That poor financial advisor. $100k per year, poof!
That is a job I could totally do well, too, if I didn’t have ethical qualms. Just being able to explain things people don’t understand in ways they can is a huge part of sales, and that is a skill I have had for almost my whole life without realizing it. Like, I got roped into volunteering to help out at the Kiwanis club fireworks stand when I was teenager, I think for Boy Scouts service hours. I didn’t really know fireworks or sales, but I learned what all the fireworks did and could tell people in plain terms without the fireworks jargon, and none of the old Kiwanis guys could. I raked in sales for them. Explaining financial products to clueless rich dudes who want to feel like they are beating the system in exchange for high fees just sounds so easy. I try to use my powers for good though. You don’t get to bilk rich dudes without bilking regular people first.
Yeah I could absolutely be a fucking superstar Merrill Lynch broker. So easy to rationalize “they would be worse off without me.” Fuck that. Just a scumbag industry.
“Where Are The Customers’ Yachts?” was published almost 70 years ago. Brokerage has always been a scam industry.

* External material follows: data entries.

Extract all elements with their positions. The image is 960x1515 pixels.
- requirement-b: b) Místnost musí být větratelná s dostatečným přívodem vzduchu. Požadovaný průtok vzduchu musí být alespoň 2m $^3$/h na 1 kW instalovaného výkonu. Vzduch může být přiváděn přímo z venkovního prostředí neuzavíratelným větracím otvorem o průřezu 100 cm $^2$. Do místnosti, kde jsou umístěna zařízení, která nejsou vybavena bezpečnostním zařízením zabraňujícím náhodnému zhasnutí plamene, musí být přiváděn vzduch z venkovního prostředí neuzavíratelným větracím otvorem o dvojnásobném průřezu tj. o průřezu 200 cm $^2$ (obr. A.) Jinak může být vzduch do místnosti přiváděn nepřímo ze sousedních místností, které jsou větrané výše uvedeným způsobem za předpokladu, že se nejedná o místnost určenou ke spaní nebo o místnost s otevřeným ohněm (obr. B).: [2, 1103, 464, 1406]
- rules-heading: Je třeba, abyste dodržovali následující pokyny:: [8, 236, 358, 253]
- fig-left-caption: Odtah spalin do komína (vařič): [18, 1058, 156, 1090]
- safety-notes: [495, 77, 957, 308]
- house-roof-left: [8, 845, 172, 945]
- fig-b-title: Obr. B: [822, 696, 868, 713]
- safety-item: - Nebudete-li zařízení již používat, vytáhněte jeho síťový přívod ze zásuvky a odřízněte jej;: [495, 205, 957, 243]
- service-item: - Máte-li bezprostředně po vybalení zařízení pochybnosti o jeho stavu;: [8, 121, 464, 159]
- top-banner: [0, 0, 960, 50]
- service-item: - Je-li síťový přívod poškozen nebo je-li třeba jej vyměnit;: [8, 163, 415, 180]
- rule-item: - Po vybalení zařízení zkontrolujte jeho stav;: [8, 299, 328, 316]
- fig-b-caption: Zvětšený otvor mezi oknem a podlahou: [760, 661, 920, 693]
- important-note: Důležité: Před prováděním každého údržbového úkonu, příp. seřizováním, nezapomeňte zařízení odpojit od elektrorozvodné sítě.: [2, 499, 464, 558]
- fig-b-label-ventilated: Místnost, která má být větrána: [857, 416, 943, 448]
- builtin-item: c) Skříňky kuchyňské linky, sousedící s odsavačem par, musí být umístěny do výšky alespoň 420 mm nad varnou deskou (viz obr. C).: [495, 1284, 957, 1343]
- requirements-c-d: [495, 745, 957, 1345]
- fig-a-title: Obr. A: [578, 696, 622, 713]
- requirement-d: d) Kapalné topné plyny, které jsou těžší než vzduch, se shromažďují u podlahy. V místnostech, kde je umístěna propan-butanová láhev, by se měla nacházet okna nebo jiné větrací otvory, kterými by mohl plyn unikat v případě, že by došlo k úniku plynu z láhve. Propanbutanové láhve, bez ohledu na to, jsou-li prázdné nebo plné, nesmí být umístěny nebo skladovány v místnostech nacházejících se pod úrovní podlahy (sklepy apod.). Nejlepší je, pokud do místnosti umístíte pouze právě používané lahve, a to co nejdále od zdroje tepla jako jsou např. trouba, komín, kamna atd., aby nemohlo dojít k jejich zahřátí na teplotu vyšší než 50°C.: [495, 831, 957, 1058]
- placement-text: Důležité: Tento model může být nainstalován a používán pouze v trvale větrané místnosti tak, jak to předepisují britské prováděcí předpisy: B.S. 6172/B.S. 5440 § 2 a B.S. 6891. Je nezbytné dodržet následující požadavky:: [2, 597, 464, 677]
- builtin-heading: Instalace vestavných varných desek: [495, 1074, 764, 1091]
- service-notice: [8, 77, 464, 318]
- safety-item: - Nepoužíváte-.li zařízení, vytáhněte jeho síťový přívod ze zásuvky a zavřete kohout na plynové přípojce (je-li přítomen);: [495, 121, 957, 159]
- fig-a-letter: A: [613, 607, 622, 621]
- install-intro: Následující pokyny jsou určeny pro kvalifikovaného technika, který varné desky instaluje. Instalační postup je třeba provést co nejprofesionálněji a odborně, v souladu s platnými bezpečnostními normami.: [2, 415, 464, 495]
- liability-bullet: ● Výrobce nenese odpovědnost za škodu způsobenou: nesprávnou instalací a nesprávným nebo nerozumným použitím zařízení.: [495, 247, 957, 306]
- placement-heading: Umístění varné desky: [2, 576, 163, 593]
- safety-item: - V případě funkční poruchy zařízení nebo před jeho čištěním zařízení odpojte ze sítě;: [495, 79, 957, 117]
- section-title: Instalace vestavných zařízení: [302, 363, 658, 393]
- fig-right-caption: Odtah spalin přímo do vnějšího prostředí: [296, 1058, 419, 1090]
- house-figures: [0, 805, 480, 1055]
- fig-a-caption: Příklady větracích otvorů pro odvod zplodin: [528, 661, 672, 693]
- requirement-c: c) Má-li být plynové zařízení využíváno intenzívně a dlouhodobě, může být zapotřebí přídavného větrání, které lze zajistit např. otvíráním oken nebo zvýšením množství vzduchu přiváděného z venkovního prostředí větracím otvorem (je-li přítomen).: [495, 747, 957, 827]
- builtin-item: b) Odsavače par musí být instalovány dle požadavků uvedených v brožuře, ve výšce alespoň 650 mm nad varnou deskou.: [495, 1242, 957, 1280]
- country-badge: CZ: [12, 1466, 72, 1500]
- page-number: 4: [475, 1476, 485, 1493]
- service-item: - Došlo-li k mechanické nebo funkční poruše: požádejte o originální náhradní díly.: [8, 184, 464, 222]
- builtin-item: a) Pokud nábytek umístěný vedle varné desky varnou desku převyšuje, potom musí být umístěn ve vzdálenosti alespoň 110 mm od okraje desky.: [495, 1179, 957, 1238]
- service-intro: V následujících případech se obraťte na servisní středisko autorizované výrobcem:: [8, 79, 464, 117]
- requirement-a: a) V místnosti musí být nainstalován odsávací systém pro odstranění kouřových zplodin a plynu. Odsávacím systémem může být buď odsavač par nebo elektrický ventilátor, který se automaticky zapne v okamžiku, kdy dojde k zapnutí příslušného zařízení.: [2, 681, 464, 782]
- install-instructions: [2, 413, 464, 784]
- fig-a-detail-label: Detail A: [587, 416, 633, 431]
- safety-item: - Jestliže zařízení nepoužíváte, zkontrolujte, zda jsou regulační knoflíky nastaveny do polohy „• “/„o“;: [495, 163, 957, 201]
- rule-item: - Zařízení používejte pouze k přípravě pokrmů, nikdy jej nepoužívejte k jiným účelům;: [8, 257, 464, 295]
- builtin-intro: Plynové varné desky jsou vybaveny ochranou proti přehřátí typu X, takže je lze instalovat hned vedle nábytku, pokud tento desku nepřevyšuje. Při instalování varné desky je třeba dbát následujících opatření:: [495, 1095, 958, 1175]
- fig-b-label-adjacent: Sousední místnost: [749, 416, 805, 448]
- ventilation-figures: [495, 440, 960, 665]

I do find that these days the fee-for-service financial planner businesses are at least better. The people that get into that are usually the people who see plainly the rip off artist nature of more traditional models.
Seems like there should be a model for cut-rate financial planning that takes a minuscule percentage to put all their clients into an index fund. If people insist on not doing it themselves there’s got to be a Vanguard-but-with-a-person-you-can-call option out there.
This is the problem. The person has to make enough money to make it worth their while.
By the time you realize the “pay 20 basis points for someone to talk to and make you feel better” thing makes sense you’re far enough along to do it yourself. That service makes a ton of sense for widows who aren’t educated but those people are prime targets for scumbag AUM parasites.
In these models the “financial planner” is usually someone who barely knows anything, and gets paid almost nothing. 99% of conversations I’ve had with financial industry help is like this:
I wish there was some kind of viable business model around “attend a meeting with your Edward Jones asshole broker and tear him apart,” because I seriously can’t imagine anything more satisfying to do with my time. Would absolutely do it for free.
I never knew a gif could give me vertigo
It’s kind of sad. Some industries there just isnt an alignment between selling a good product and being profitable.
Gyms.
Financial planning.
Electricity companies.
The incentives are all out of whack.
GG.
That’s quite the drop, my inlaws are both retired Target lifers hope they diversified those portfolios!
Gyms is a great example. Pre-covid I was going through one of those “man I fucking hate my job, I should quit” stretches and wondered what the economics might look like to open a basic lifting gym, no bullshit and no gimmicks. The numbers were pretty ugly. You need either stupid high membership fees or a fuckton of no shows to make it work, and both of those things are at odds with putting together a quality gym for people that just want to lift some weights.
My team meeting today was pretty spicy. Can’t say I’ve lost $20k on paper before! There’s an internal earnings call tomorrow morning I’ll live post it
subscribed
“Is there any pressure to go down in headcount?” “no”
“we have a short term problem, we have really good fundamentals”
“we didn’t lose money in q1! amazon lost a billion dollars!”
“The analysts were surprised, you never want to surprise the analysts”
Not sure if we’re openly talking about what company this is, but as an outsider I’d say they still look solid despite the stock tanking yesterday.